FINRA Expands Permissible Activities Under Capital Acquisition Broker Rules

FINRA adopted amendments to the Capital Acquisition Broker ("CAB") rules to expand permissible activities and reduce regulatory burdens.

In a Regulatory Notice, FINRA stated that the amendments expand the definition of "institutional investor" to include "eligible employees," such as knowledgeable employees, directors, and policy-making officers of an issuer. The revised rules now permit CABs to act as placement agents or finders on behalf of institutional investor buyers—rather than just issuers—in connection with the sale of newly issued, unregistered securities. FINRA said the amendments were designed to address operational and competitive challenges while maintaining the investor protections appropriate for a CAB's limited institutional business model. 

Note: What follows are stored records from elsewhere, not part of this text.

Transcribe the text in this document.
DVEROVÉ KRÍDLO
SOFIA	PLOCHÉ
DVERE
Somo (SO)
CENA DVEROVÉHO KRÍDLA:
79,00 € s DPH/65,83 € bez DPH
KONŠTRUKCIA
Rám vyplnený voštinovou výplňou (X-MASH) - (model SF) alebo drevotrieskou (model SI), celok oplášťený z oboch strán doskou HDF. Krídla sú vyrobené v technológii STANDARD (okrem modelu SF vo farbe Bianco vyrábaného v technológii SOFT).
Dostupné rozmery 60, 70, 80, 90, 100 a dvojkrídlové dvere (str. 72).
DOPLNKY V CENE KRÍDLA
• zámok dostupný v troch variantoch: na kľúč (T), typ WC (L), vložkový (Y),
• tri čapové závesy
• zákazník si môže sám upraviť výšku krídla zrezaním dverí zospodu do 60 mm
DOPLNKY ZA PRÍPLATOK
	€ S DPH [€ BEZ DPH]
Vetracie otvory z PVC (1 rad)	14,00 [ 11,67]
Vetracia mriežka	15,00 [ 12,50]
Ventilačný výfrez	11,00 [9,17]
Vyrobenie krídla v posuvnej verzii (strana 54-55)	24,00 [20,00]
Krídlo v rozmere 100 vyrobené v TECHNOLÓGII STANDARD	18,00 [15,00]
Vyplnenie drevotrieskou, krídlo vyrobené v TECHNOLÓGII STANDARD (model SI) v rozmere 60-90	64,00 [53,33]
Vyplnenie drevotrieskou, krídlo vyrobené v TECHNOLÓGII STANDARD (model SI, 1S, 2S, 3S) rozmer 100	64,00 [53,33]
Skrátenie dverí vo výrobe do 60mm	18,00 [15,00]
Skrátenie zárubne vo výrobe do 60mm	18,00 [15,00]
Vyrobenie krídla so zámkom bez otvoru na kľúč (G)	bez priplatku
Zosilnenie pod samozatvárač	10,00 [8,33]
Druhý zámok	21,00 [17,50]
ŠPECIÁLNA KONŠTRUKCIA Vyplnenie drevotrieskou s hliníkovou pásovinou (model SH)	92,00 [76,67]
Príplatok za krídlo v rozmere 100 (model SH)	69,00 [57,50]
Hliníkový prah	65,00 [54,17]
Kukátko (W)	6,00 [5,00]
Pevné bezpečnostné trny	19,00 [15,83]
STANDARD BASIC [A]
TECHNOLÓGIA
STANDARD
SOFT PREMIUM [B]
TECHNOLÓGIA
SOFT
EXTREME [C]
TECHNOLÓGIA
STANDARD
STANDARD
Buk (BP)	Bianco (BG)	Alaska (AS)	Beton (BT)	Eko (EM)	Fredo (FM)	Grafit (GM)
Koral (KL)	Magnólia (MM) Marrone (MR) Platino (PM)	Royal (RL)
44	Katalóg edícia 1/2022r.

FINRA detailed several other operational expansions for CABs. Under the revisions, CABs may now represent buyers, sellers, or both (provided there is clear written disclosure and consent) in change-of-control transactions for privately held companies. Further, the updated rules permit CABs to facilitate secondary transactions of unregistered securities between institutional investors, allow CAB-associated persons to participate in private securities transactions subject to FINRA Rule 3280 ("Private Securities Transactions of an Associated Person"), and permit CABs to receive securities as compensation under specific conditions. FINRA also aligned the CAB rules with the new statutory Exchange Act exemption for M&A brokers.

The amendments take effect on March 25, 2026.